Pessoas que nunca tivessem olhado para o farol não encontrariam muita diferença. Talvez, ambas estivessem apenas a imaginar coisas. Mas não estavam. Principalmente para Juliana, que conhecia bem o farol e o via quase todos os dias, a ligeira inclinação na estrutura era uma diferença tremenda para a imagem que ela estava habituada a ver marcada na sua rotina.


Juliana, engoliu tudo de uma vez só e voltou então à correria, atrás do seu objetivo, com Nemona atrás de si e com a Sandile e o Krokorok lado a lado.


Quanto mais corriam na direção do farol atravessando o trilho de terra batida entre as árvores de Poco Path, mais rápido tentavam ser, pois, o que avistaram ao longe não era flor que se cheira-se.


Quando ambas chegaram, pararam, então, no meio do terraço do miradouro, abismadas, olhando a torre de cima a baixo.


Parte frontal da base do farol encontrava-se destruída.



Dava para notar entre os destroços uma mesa de jantar, secretárias, cadeiras, um frigorífico, um sofá e um amontoado de computadores e maquinaria pesada despedaçados, faiscando, em perigo de curto-circuito.
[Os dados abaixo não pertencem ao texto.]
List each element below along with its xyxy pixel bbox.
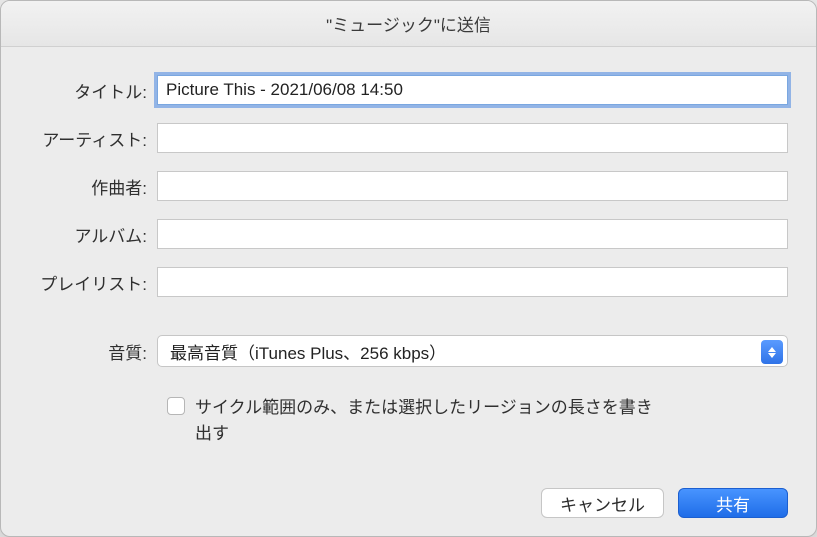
row-title: タイトル: — [29, 75, 788, 105]
cancel-button[interactable]: キャンセル — [541, 488, 664, 518]
updown-arrows-icon — [761, 340, 783, 364]
row-playlist: プレイリスト: — [29, 267, 788, 297]
row-composer: 作曲者: — [29, 171, 788, 201]
playlist-input[interactable] — [157, 267, 788, 297]
cycle-range-label: サイクル範囲のみ、または選択したリージョンの長さを書き出す — [195, 395, 655, 446]
cycle-range-checkbox[interactable] — [167, 397, 185, 415]
dialog-titlebar: "ミュージック"に送信 — [1, 1, 816, 47]
share-button[interactable]: 共有 — [678, 488, 788, 518]
cancel-button-label: キャンセル — [560, 491, 645, 516]
share-button-label: 共有 — [716, 491, 750, 516]
artist-label: アーティスト: — [29, 126, 157, 151]
row-cycle-checkbox: サイクル範囲のみ、または選択したリージョンの長さを書き出す — [167, 395, 788, 446]
quality-select-value: 最高音質（iTunes Plus、256 kbps） — [170, 339, 446, 364]
dialog-title: "ミュージック"に送信 — [326, 11, 491, 36]
row-artist: アーティスト: — [29, 123, 788, 153]
composer-label: 作曲者: — [29, 174, 157, 199]
quality-select[interactable]: 最高音質（iTunes Plus、256 kbps） — [157, 335, 788, 367]
composer-input[interactable] — [157, 171, 788, 201]
row-quality: 音質: 最高音質（iTunes Plus、256 kbps） — [29, 335, 788, 367]
title-label: タイトル: — [29, 78, 157, 103]
album-label: アルバム: — [29, 222, 157, 247]
send-to-music-dialog: "ミュージック"に送信 タイトル: アーティスト: 作曲者: アルバム: — [0, 0, 817, 537]
row-album: アルバム: — [29, 219, 788, 249]
playlist-label: プレイリスト: — [29, 270, 157, 295]
quality-label: 音質: — [29, 339, 157, 364]
artist-input[interactable] — [157, 123, 788, 153]
title-input[interactable] — [157, 75, 788, 105]
button-row: キャンセル 共有 — [29, 468, 788, 518]
album-input[interactable] — [157, 219, 788, 249]
dialog-content: タイトル: アーティスト: 作曲者: アルバム: プレイリスト: — [1, 47, 816, 536]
Foi como se uma bola de demolição tivesse penetrado por um quarto dentro, deixando apenas duas paredes do interior e pouco mais em pé.


Era claro que o que havia atingido aquela área não era uma destruição causada por uma explosão qualquer. Se o impacto tivesse sido maior, podia ter derrubado o farol completamente, mas as paredes e o telhado que restara ainda conseguiam suportar bem a torre.


– Afasta-te! Acho que o farol pode ruir a qualquer instante! – Nemona avisou.


– Mas o que… Quem foi que decidiu fazer isto?... – Juliana foi com a mão à boca, chocada, por ver a base da estrutura danificada.


Para Nemona, o farol destruído não tinha o mesmo tipo de impacto que tinha em Juliana, que se lembrava de o ver erguido desde sempre. Era apenas uma parede, mas mesmo assim, ainda era chocante ver um grande elemento da sua infância com a base naquele estado. Sua mãe a levava até ali todos os fins-de-semana, e subiam sempre o farol até à varanda que circundava o seu topo para avistarem a paisagem. Foram inúmeros os por do sol assistidos e os momentos felizes passados ali em cima.


Ela respirou fundo procurando se acalmar, enquanto Tolya e Tamar lamentavam ao seu lado, pois os dois crocodilos também tinham uma afeição muito grande àquela torre.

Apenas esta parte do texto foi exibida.